Pembatalan itu sebagaimana terungkap disebabkan kekurangan K13 yang bukan “ecek-ecek” dan sedikit. Di samping masalah teknis seperti distribusi buku yang belum merata, ada persoalan yang sangat substansial. Diskusi bertemakan “Mendudukkan Persoalan dan Mencari Solusi Kurikulum 2013” yang diselenggarakan Kompas di Jakarta, Jumat, 12 Desember 2014, merekomendasikan bahwa K13 hendaknya dihentikan dan dilakukan revisi. Ini karena K13 memiliki banyak kekurangan seperti kerangka dasar, isi atau materi, kemampuan guru, distribusi buku, kurangnya persiapan guru dan penerapan yang terburu-buru. (Kompas, Senin, 15 Desember 2015).

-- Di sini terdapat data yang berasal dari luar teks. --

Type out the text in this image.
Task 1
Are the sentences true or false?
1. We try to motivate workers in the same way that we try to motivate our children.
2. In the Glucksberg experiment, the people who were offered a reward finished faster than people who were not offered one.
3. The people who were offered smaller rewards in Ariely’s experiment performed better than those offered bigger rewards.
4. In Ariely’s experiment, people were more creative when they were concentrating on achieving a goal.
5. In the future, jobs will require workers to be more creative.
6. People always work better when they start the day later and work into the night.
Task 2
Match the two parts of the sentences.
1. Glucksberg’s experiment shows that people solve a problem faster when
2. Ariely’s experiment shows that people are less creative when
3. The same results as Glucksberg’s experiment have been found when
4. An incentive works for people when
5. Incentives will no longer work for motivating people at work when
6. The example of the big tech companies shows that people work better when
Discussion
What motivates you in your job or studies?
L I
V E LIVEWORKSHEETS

Persoalan Pembatalan dan Penggantian Kurikulum
Pembatalan K13 yang baru berlaku satu semester atau berlaku mulai Agustus 2014 sudah pasti mengakibatkan berbagai kerugian. Pertama, dana yang dikeluarkan negara atau kementerian dalam menghasilkan kurikulum itu tidaklah sedikit. Buku yang telah dicetak untuk digunakan berjumlah 245 juta. Juga, tidak sedikit dana yang digunakan untuk penelitian dan proses penulisan kurikulum itu. Total dana yang dihabiskan untuk proyek K13 adalah 2.5 triliun rupiah. Tambahan lagi, untuk kembali ke kurikulum 2006, tentu ada anggaran yang diperlukan seperti untuk pencetakan buku dan pelatihan guru. Kebutuhan dana serupa juga ada ketika pemerintah melakukan revisi atau perubahan terhadap K13.
Kedua, kekurangan dalam penerapan K13 berakibat utamanya yaitu kebingungan bukan saja pada murid tetapi guru juga. Ini memengaruhi mentalitas dan atau kejiwaan para guru dan siswa dalam proses belajar-mengajar. Ini karena pembekalan terhadap dan lalu kualitas guru masih sangat tidak memadai. Proses belajar-mengajar menjadi tidak efisien dan efektif. Akibatnya hasil pendidikan tidak sesuai dengan harapan.
Ketiga, citra pendidikan kita makin terpuruk. Juga, wibawa pemerintah sebagai penentu kebijakan pendidikan tentu direndahkan. Ini menunjukkan bahwa pemerintah khususnya Kemendikbud tidak serius atau tidak kompeten dalam mengurusi kurikulum pendidikan.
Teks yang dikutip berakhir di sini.